Le matin de la course, j'anticipais déjà que les meilleurs temps allaient certainement s'approcher du 2 h 03 pour les hommes et 2 h 19 pour les femmes. La température était parfaite, il n'y avait pas de vent, le parcours est réputé comme étant l'un des plus rapides au monde et le peloton élite était très relevé, incluant les nombreux pacers. Sachant tout cela, j'étais très ému sur la ligne de départ. Puis, une fois le signal du départ donné, je n'ai vu que quelques minutes les premiers coureurs (sur le 1er kilomètre). Par contre j'ai eu l'immense chance de pouvoir courir avec les premières femmes durant tout le marathon. L'américaine, Flanagan, visait le record américain (2:19:36), je ne pouvais pas rêver mieux comme pacer.
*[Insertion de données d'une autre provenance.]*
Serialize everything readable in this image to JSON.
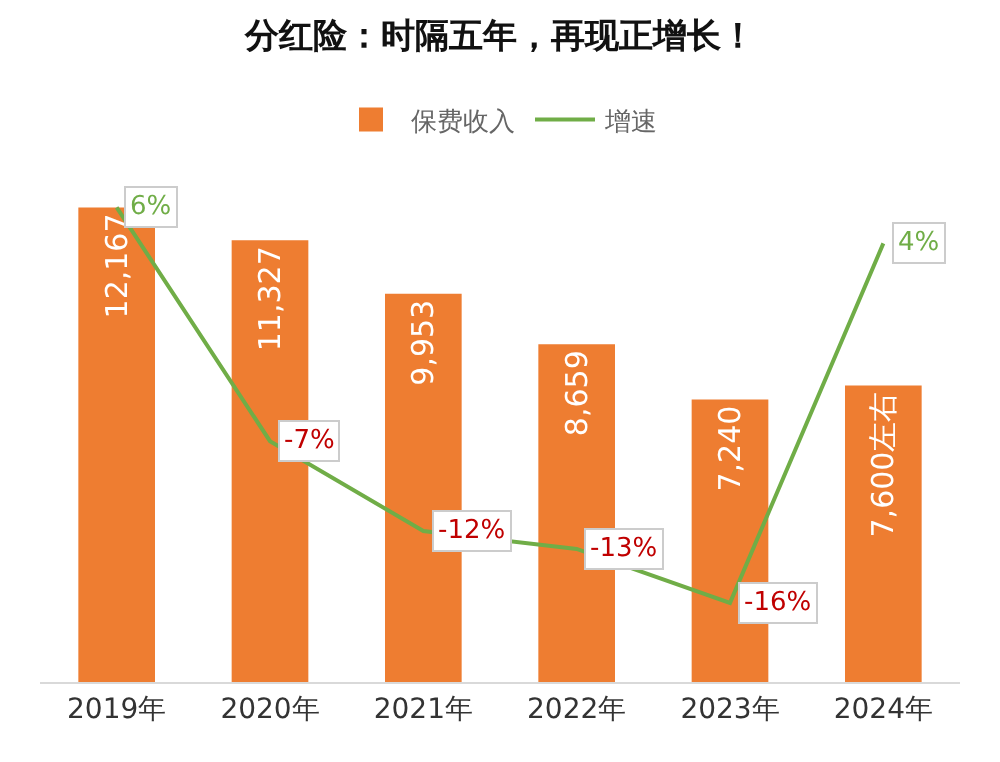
{
  "chart_data": {
    "type": "bar",
    "title": "分红险：时隔五年，再现正增长！",
    "categories": [
      "2019年",
      "2020年",
      "2021年",
      "2022年",
      "2023年",
      "2024年"
    ],
    "series": [
      {
        "name": "保费收入",
        "color": "#ee7d31",
        "values": [
          12167,
          11327,
          9953,
          8659,
          7240,
          7600
        ],
        "value_labels": [
          "12,167",
          "11,327",
          "9,953",
          "8,659",
          "7,240",
          "7,600左右"
        ]
      },
      {
        "name": "增速",
        "type": "line",
        "axis": "y2",
        "color": "#70ad47",
        "values": [
          6,
          -7,
          -12,
          -13,
          -16,
          4
        ],
        "value_labels": [
          "6%",
          "-7%",
          "-12%",
          "-13%",
          "-16%",
          "4%"
        ]
      }
    ],
    "legend": "top",
    "grid": false,
    "tick_labels": "x",
    "marker": "none",
    "line_style": "solid"
  }
}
J'ai vécu un grand moment en sa compagnie et celle de ses pacers (Vail et Watson).
Tu as terminé 3e de ta catégorie d'âge. Était-ce ton premier podium dans une aussi grande course?
C'est vrai, j'ai fini 3e des 35-39 ans, mais je ne porte pas encore grand intérêt aux catégories d'âge. Je ne pense pas qu'il y avait une distinction particulière pour les catégories d'âge, hormis pour la catégorie "master" (> 40 ans). Je suis très fier de mon classement overall (24e), réalisé sur un aussi gros événement avec pas moins d'une quinzaine de coureurs professionnels.
Tu es maintenant dans le top 10 des meilleures performances québécoises de tout les temps (8e), qu'est-ce que ça te fait?
Effectivement grâce à mon chrono de 2 h 20 : 23, je rentre dans le top 10 des meilleures performances de tous les temps. Je savais qu'il me fallait courir sous les 2 h 20 : 36 pour pouvoir rentrer dans ce classement, car c'est mon entraîneur Dorys qui avait ce chrono (10ème position). Cette 8ème positon dans le classement des meilleures performances est donc très symbolique pour moi, je suis très honoré.
Quels sont tes prochains objectifs?
Pour la fin de saison 2014, mes deux objectifs sont tournés vers la trail avec un 72K fin octobre (Les Templiers en France) et un 50 miles début décembre (The North Face Challenge en Californie). Je vais essayer de profiter de tout le travail réalisé dans le cadre de la préparation marathon pour m'illustrer sur ces 2 grands événements dans le monde de la course en sentier.